MAS O BRASIL nunca teve um presidente como Jair Bolsonaro. Tivemos o espalhafato de Fernando Collor, a jequice de José Sarney, a caipirice de Itamar Franco, a simplicidade chã e genial de Lula e a tolice cristalina e patética de Dilma Rousseff. Mas todos praticavam o decoro na forma exterior de comportamento e atitude exigida pelo alto cargo. A exigência do decoro foi rompida, ignorada porque desconhecida, uma trava psicológica, pelo atual presidente.

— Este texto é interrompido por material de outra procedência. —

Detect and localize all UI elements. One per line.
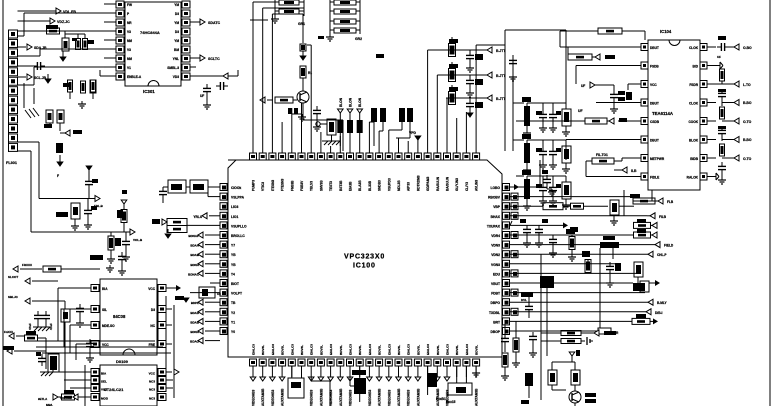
svg-text:LIO3: LIO3 <box>231 205 238 209</box>
svg-text:DBUT: DBUT <box>650 139 659 143</box>
IC100 left pin 12 (VOLPT) <box>220 289 242 296</box>
IC100 right pin 2 (RBOBV) <box>488 193 518 200</box>
ground <box>78 101 86 108</box>
IC100 left pin 7 (Y7) <box>220 241 235 248</box>
capacitor C134 <box>529 332 537 357</box>
svg-text:VSUPLLO: VSUPLLO <box>231 224 247 228</box>
terminal O.BO <box>717 36 752 59</box>
resistor R304 <box>62 38 69 51</box>
resistor R161 PLB <box>62 365 86 406</box>
terminal BPB <box>594 330 616 336</box>
IC100 left pin 8 (YB) <box>220 251 236 258</box>
IC104 pin 1 (DBUT) <box>632 44 659 51</box>
svg-text:BDNA: BDNA <box>190 330 199 334</box>
wire <box>623 190 625 216</box>
resistor R307 <box>90 80 96 99</box>
IC100 right pin 13 (DBPO) <box>490 299 509 306</box>
svg-text:LOBO: LOBO <box>490 186 500 190</box>
svg-text:VOL.B: VOL.B <box>133 238 143 242</box>
svg-text:CLOK: CLOK <box>689 46 699 50</box>
svg-text:SEL: SEL <box>101 380 107 384</box>
svg-text:RBOBV: RBOBV <box>488 196 501 200</box>
IC100 top pin 9 <box>327 146 334 160</box>
svg-text:FIDLE: FIDLE <box>650 176 659 180</box>
label UF <box>578 109 583 113</box>
IC100 right pin 14 (TXDBL) <box>489 308 518 315</box>
svg-text:EIALC3: EIALC3 <box>387 344 391 355</box>
svg-text:FRXXX: FRXXX <box>22 263 32 267</box>
ground <box>466 90 474 97</box>
wire <box>165 296 167 390</box>
terminal ref <box>174 369 179 375</box>
IC100 top pin 18 <box>414 146 421 160</box>
svg-text:NR: NR <box>127 21 132 25</box>
IC100 top pin 19 <box>424 146 431 160</box>
wire <box>263 8 304 146</box>
resistor R140 <box>446 366 472 404</box>
svg-text:RDTRDM3: RDTRDM3 <box>416 175 420 191</box>
resistor R132 <box>548 370 557 385</box>
svg-text:GD/PAM3: GD/PAM3 <box>426 176 430 191</box>
terminal BDAD <box>190 309 220 315</box>
wire <box>339 136 341 146</box>
svg-text:BDPL: BDPL <box>191 301 199 305</box>
svg-text:BDAB: BDAB <box>190 253 199 257</box>
svg-text:SIL: SIL <box>102 308 107 312</box>
wire <box>527 102 566 104</box>
svg-text:VPD: VPD <box>409 131 417 135</box>
capacitor C161 <box>118 252 126 275</box>
terminal SBLJC <box>8 295 65 304</box>
wire <box>527 175 566 177</box>
wire <box>190 66 196 68</box>
IC100 top pin 23 <box>463 146 470 160</box>
svg-text:SDATC: SDATC <box>208 21 221 25</box>
svg-text:VIDEOHB3: VIDEOHB3 <box>387 389 391 406</box>
wire <box>599 248 601 328</box>
IC109 pin 5 (FRE) <box>149 341 166 348</box>
IC100 bottom pin 4 <box>279 359 286 377</box>
capacitor C321 <box>466 75 483 90</box>
svg-text:L.TO: L.TO <box>743 83 751 87</box>
component D151 <box>48 354 59 372</box>
svg-text:TXDBL: TXDBL <box>489 311 500 315</box>
svg-text:74HC844A: 74HC844A <box>140 30 160 35</box>
IC100 right pin 3 (VBP) <box>493 203 518 210</box>
svg-text:EIA3B: EIA3B <box>349 181 353 191</box>
svg-text:FTESN3: FTESN3 <box>281 179 285 191</box>
wire <box>60 31 65 38</box>
wire <box>552 362 575 370</box>
wire <box>33 88 35 104</box>
wire <box>510 330 598 332</box>
resistor R313 <box>316 119 336 141</box>
svg-text:DBOP: DBOP <box>490 330 500 334</box>
terminal BDNAP <box>188 232 220 238</box>
svg-text:84C08: 84C08 <box>113 314 126 319</box>
IC301 pin 2 (left) <box>110 1 132 8</box>
wire <box>513 139 524 141</box>
capacitor C132 <box>501 334 509 352</box>
svg-text:DBUT: DBUT <box>650 102 659 106</box>
IC100 bottom pin 18 <box>414 359 421 377</box>
wire <box>504 321 506 334</box>
IC100 left pin 5 (VSUPLLO) <box>220 222 247 229</box>
resistor R137 <box>634 262 643 283</box>
terminal CHL.P <box>648 251 667 257</box>
svg-text:AUXTAM3B: AUXTAM3B <box>319 388 323 406</box>
wire <box>302 14 304 43</box>
svg-text:AUXTAM3B: AUXTAM3B <box>397 388 401 406</box>
svg-text:VCC: VCC <box>102 343 109 347</box>
wire <box>576 66 632 85</box>
IC109 pin 7 (D3) <box>151 306 166 313</box>
wire <box>320 132 322 146</box>
IC100 bottom pin 7 <box>308 359 315 377</box>
terminal YRLA <box>193 213 220 219</box>
svg-text:EDU: EDU <box>493 272 501 276</box>
IC100 top pin 17 <box>405 146 412 160</box>
resistor R321 <box>449 62 459 82</box>
svg-text:AUXTAM3B: AUXTAM3B <box>475 388 479 406</box>
component U105 <box>540 276 554 288</box>
IC100 bottom pin 20 <box>434 359 441 377</box>
wire <box>560 46 632 48</box>
IC100 bottom pin 19 <box>424 359 431 377</box>
ground hatch <box>322 141 340 145</box>
IC100 bottom pin 6 <box>298 359 305 377</box>
IC100 left pin 14 (Y2) <box>220 308 235 315</box>
capacitor C121 <box>520 219 531 247</box>
IC100 bottom pin 23 <box>463 359 470 377</box>
svg-text:FSDR: FSDR <box>689 83 698 87</box>
wire <box>70 325 85 353</box>
svg-text:ILB: ILB <box>631 169 637 173</box>
svg-text:O.TO: O.TO <box>743 120 752 124</box>
svg-text:VDN3: VDN3 <box>491 244 500 248</box>
IC100 left pin 9 (YB) <box>220 260 236 267</box>
IC100 left pin 3 (LIO3) <box>220 203 238 210</box>
terminal YIN <box>260 97 273 103</box>
IC109 pin 4 (VCC) <box>85 341 109 348</box>
svg-text:O.BO: O.BO <box>743 46 752 50</box>
sheet border left <box>2 0 4 406</box>
wire <box>574 385 576 406</box>
svg-text:BA/SU.IN: BA/SU.IN <box>446 176 450 191</box>
wire <box>293 99 297 101</box>
capacitor C340a <box>536 103 547 132</box>
capacitor C114 <box>600 84 641 113</box>
terminal BDNAC <box>188 270 220 276</box>
transistor Q301 <box>297 91 309 103</box>
IC100 left pin 6 (BROLLC) <box>220 232 245 239</box>
RC chain 2 above pin <box>347 97 353 146</box>
resistor R156 <box>167 219 187 226</box>
IC100 top pin 4 <box>279 146 286 160</box>
svg-text:ExxB1: ExxB1 <box>436 397 446 401</box>
wire <box>18 67 111 85</box>
svg-text:CL/Y3: CL/Y3 <box>465 182 469 191</box>
svg-text:AUXTAM3B: AUXTAM3B <box>416 388 420 406</box>
IC301 pin 7 (left) <box>110 46 131 53</box>
supply tri6 <box>121 190 127 209</box>
wire <box>510 221 512 225</box>
wire <box>504 45 506 151</box>
label BBD <box>152 219 167 225</box>
svg-text:VCC: VCC <box>149 372 156 376</box>
terminal VDZ.JC <box>50 18 70 24</box>
IC100 top pin 10 <box>337 146 344 160</box>
svg-text:SCL.JB: SCL.JB <box>34 76 47 80</box>
capacitor C165 <box>42 311 53 330</box>
wire <box>166 343 172 345</box>
IC100 left pin 4 (LIO1) <box>220 212 238 219</box>
resistor R150 470-R6B <box>56 203 80 230</box>
resistor R342 <box>522 170 531 210</box>
supply tri4 <box>56 143 63 178</box>
ground <box>467 113 473 117</box>
IC100 top pin 16 <box>395 146 402 160</box>
wire <box>527 139 566 141</box>
terminal BDAB <box>190 251 220 257</box>
terminal B.BO2 <box>722 137 752 143</box>
svg-text:Y0: Y0 <box>231 330 235 334</box>
IC104 pin 9 (RALOK) <box>687 173 716 180</box>
capacitor C166 <box>36 352 46 366</box>
resistor R340 <box>522 97 531 137</box>
resistor R109a <box>634 219 658 228</box>
capacitor C153 <box>122 232 130 261</box>
svg-text:AUXTAM3B: AUXTAM3B <box>339 388 343 406</box>
svg-text:BIOT: BIOT <box>231 282 239 286</box>
wire <box>311 377 330 406</box>
svg-text:FNS3B: FNS3B <box>290 180 294 191</box>
svg-text:VOLPT: VOLPT <box>231 292 242 296</box>
svg-text:BDAA: BDAA <box>190 244 199 248</box>
svg-text:BIDB: BIDB <box>690 157 698 161</box>
wire <box>50 123 60 131</box>
svg-text:SLCOT: SLCOT <box>8 275 18 279</box>
svg-text:YNL: YNL <box>173 57 179 61</box>
wire <box>546 288 548 356</box>
IC100 right pin 6 (VDR4) <box>491 232 518 239</box>
capacitor C133 <box>521 373 533 404</box>
capacitor C160 <box>76 304 84 327</box>
resistor R110 <box>716 69 725 84</box>
svg-text:V1: V1 <box>127 66 131 70</box>
wire <box>250 19 268 21</box>
resistor R351 <box>562 140 571 173</box>
IC104 pin 12 (COOK) <box>688 118 716 125</box>
wire <box>18 13 111 36</box>
svg-text:BRT: BRT <box>493 320 500 324</box>
svg-text:BIA: BIA <box>102 287 108 291</box>
ground <box>716 62 723 69</box>
svg-text:B.BO: B.BO <box>743 101 752 105</box>
wire <box>58 371 85 373</box>
svg-text:YRLA: YRLA <box>193 215 202 219</box>
IC100 top pin 20 <box>434 146 441 160</box>
resistor R307b <box>81 81 86 93</box>
terminal 9ETLA <box>38 394 62 401</box>
wire <box>65 34 85 38</box>
svg-text:GR2: GR2 <box>355 37 362 41</box>
svg-text:VIDEOHB3: VIDEOHB3 <box>252 389 256 406</box>
svg-text:UF: UF <box>581 84 585 88</box>
sheet border right <box>769 0 771 406</box>
svg-text:DVL: DVL <box>521 298 527 302</box>
capacitor C122 <box>535 219 548 247</box>
svg-text:Y7: Y7 <box>231 244 235 248</box>
connector FL301 label <box>6 161 17 165</box>
wire <box>510 272 638 274</box>
svg-text:MOD: MOD <box>101 397 109 401</box>
component X101 <box>288 366 304 398</box>
wire <box>166 371 172 373</box>
svg-text:YM: YM <box>174 39 179 43</box>
label r3 <box>318 36 324 39</box>
resistor R352 <box>562 176 571 209</box>
wire <box>516 120 585 122</box>
svg-text:BIA: BIA <box>101 372 107 376</box>
svg-text:BLON: BLON <box>349 97 353 107</box>
IC100 bottom stub arrows <box>250 377 450 381</box>
resistor R152 PLJB <box>107 232 121 263</box>
resistor R141 <box>541 339 585 344</box>
wire <box>510 292 645 294</box>
capacitor C154 <box>159 187 167 203</box>
svg-text:V3: V3 <box>127 48 131 52</box>
IC104 pin 15 (BID) <box>693 62 717 69</box>
IC109 pin 2 (SIL) <box>85 306 107 313</box>
svg-text:BDNAP: BDNAP <box>188 234 199 238</box>
svg-text:AVL/N3: AVL/N3 <box>475 180 479 191</box>
svg-text:BDAB: BDAB <box>190 320 199 324</box>
label GR2 <box>355 37 362 41</box>
svg-text:VD3: VD3 <box>173 75 179 79</box>
ground <box>203 96 211 109</box>
IC104 pin 11 (BLOK) <box>689 136 716 143</box>
ground <box>106 265 114 272</box>
terminal VDB <box>175 293 220 302</box>
svg-text:Bxx15: Bxx15 <box>446 400 456 404</box>
capacitor C163 <box>86 339 94 362</box>
wire <box>456 118 458 146</box>
svg-text:VGN3: VGN3 <box>491 263 500 267</box>
capacitor C311 <box>288 108 299 146</box>
wire <box>510 311 647 313</box>
capacitor C119 <box>542 170 556 196</box>
capacitor C341a <box>536 140 547 169</box>
terminal SDATC <box>190 19 221 25</box>
wire <box>379 131 383 146</box>
terminal B.JTT 1 <box>487 72 506 78</box>
wire <box>207 70 238 76</box>
IC301 pin 10 (left) <box>110 73 142 80</box>
wire <box>566 140 632 161</box>
IC301 pin 4 (left) <box>110 19 132 26</box>
IC110 pin 1 (BIA) <box>85 369 107 376</box>
capacitor C320 <box>466 50 483 65</box>
wire <box>437 75 446 146</box>
svg-text:VIDEOHB3: VIDEOHB3 <box>310 389 314 406</box>
resistor R124 LBP <box>510 236 655 248</box>
wire <box>190 75 207 77</box>
svg-text:EIALC3: EIALC3 <box>329 344 333 355</box>
svg-text:AUXTAM3B: AUXTAM3B <box>378 388 382 406</box>
svg-text:BLOK: BLOK <box>689 139 699 143</box>
terminal VOLT <box>60 394 85 400</box>
IC100 top pin 5 <box>288 146 295 160</box>
resistor R305b <box>83 39 95 50</box>
wire <box>70 387 85 389</box>
wire <box>510 184 540 190</box>
svg-text:VCC: VCC <box>650 83 657 87</box>
resistor R309 <box>57 110 64 123</box>
svg-text:ITESN3: ITESN3 <box>271 180 275 191</box>
label VSW <box>376 54 384 58</box>
IC301 pin 6 (left) <box>110 37 132 44</box>
IC110 pin 3 (VILT) <box>85 385 107 392</box>
svg-text:YB: YB <box>231 263 236 267</box>
wire <box>539 160 541 187</box>
hatch marks <box>25 108 39 118</box>
component C162 <box>199 287 221 298</box>
resistor R142 <box>568 47 615 60</box>
svg-text:IC301: IC301 <box>143 89 155 94</box>
svg-text:BLON: BLON <box>358 97 362 107</box>
svg-text:VBUT: VBUT <box>491 282 500 286</box>
capacitor C151 <box>85 177 98 199</box>
IC100 left pin 2 (VSLPPA) <box>220 193 245 200</box>
wire <box>396 138 399 146</box>
IC100 top pin labels <box>252 175 479 191</box>
resistor R312 <box>275 97 293 103</box>
svg-text:ENBLE-A: ENBLE-A <box>127 75 142 79</box>
IC301 pin 18 (right) <box>174 1 190 8</box>
resistor R125 <box>610 200 634 225</box>
IC100 top pin 21 <box>444 146 451 160</box>
resistor R107 FIL.TO1 <box>592 153 614 164</box>
supply arrow <box>300 51 306 60</box>
IC301 pin 11 (right) <box>167 64 190 71</box>
svg-text:COOK: COOK <box>688 120 698 124</box>
wire <box>540 254 542 400</box>
svg-text:BDV3L: BDV3L <box>397 345 401 355</box>
wire <box>166 308 172 310</box>
wire <box>614 158 632 161</box>
IC100 bottom pin labels <box>252 344 479 355</box>
svg-text:RA/SU.IN: RA/SU.IN <box>436 176 440 191</box>
IC100 bottom pin 24 <box>473 359 480 377</box>
IC110 pin 4 (MOD) <box>85 394 109 401</box>
svg-text:EIALC3: EIALC3 <box>446 344 450 355</box>
svg-text:BDAO: BDAO <box>190 340 199 344</box>
svg-text:FL301: FL301 <box>6 161 17 165</box>
wire <box>505 30 560 45</box>
IC301 pin 15 (right) <box>175 28 190 35</box>
terminal VCC <box>223 73 228 79</box>
IC100 top pin 11 <box>347 146 354 160</box>
wire <box>612 248 614 259</box>
IC U104 TEA6414A body <box>648 29 700 190</box>
svg-text:BDV3L: BDV3L <box>436 345 440 355</box>
wire <box>512 55 514 151</box>
wire <box>36 346 163 348</box>
wire <box>510 282 633 284</box>
IC110 pin 6 (NC3) <box>149 385 166 392</box>
svg-text:Y1: Y1 <box>231 320 235 324</box>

JAIR BOLSONARO está pronto para ser levado a impeachment por quebra de decoro. Seria o primeiro? Desde ontem passou-se a falar muito disso. O advogado e professor Miguel Reale Júnior, autor do pedido de impeachment de Dilma, vai além e diz que o caso de Bolsonaro é outro, de interdição, a restrição à capacidade civil de doentes mentais. Jair Bolsonaro será o primeiro presidente brasileiro a ser cassado por quebra de decoro? Difícil, praticamente impossível.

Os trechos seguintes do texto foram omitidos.